Covers the fundamental concepts of current visualization concepts and technologies, adding in Infographic and Interactive Visualization Design. Unlike many data visualization courses, this one focuses on principles of visualization design and the grammar of graphics as they can be applied to combining art and technology to tell data stories. These principles are then implemented in popular contemporary visualization technologies. Students will develop an advanced knowledge of the appropriate selection, modeling, and evaluation of data visualizations.

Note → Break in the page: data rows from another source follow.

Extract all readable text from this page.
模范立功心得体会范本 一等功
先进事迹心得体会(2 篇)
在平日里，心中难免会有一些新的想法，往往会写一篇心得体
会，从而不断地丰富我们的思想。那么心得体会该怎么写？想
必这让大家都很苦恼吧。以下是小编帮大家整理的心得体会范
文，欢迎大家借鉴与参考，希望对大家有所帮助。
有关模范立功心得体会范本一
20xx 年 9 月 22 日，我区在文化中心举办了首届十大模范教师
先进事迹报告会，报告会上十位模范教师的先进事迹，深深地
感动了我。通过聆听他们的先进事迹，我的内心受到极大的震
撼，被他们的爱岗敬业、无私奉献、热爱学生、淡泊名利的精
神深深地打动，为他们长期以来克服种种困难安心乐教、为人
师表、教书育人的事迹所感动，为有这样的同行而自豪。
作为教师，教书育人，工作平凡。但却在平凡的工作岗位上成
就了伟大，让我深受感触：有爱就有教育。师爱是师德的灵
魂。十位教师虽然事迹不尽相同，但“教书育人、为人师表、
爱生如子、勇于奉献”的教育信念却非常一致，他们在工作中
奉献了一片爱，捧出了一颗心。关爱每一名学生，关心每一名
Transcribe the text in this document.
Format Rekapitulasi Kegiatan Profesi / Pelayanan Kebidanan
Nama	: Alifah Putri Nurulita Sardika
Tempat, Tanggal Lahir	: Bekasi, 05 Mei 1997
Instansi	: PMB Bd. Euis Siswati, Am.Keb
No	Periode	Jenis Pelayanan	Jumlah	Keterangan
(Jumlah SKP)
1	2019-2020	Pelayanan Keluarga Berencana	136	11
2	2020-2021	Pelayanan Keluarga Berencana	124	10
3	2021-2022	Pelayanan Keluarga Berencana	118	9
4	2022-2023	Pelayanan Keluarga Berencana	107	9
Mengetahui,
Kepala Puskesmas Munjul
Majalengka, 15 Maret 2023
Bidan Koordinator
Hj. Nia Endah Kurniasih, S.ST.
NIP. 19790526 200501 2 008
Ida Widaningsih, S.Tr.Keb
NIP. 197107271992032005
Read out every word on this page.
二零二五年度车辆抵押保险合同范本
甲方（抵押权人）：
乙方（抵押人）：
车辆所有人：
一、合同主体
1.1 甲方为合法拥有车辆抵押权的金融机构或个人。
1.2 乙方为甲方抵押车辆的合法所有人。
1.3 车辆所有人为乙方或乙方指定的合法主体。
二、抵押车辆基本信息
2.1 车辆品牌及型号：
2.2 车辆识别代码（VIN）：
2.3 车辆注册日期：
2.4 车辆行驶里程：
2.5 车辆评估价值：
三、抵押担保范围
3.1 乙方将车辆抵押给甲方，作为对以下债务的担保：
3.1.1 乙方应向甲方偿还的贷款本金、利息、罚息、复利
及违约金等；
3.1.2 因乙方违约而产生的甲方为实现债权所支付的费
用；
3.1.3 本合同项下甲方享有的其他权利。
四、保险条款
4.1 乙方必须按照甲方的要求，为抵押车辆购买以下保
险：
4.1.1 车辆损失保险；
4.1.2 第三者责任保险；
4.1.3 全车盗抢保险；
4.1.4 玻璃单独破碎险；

Focuses on animated visualization design that builds on Infographic and Interactive Visualization Design techniques. Unlike many data visualization courses, this one focuses building animations and highly interactive representations of data. These principles are then implemented in popular contemporary visualization technologies. Students will develop an advanced knowledge of the appropriate selection, modeling, and evaluation of data visualizations.
Students move through 8-week modules completing core courses and then progressing through emphasis area concentration courses directly applicable with their area of study.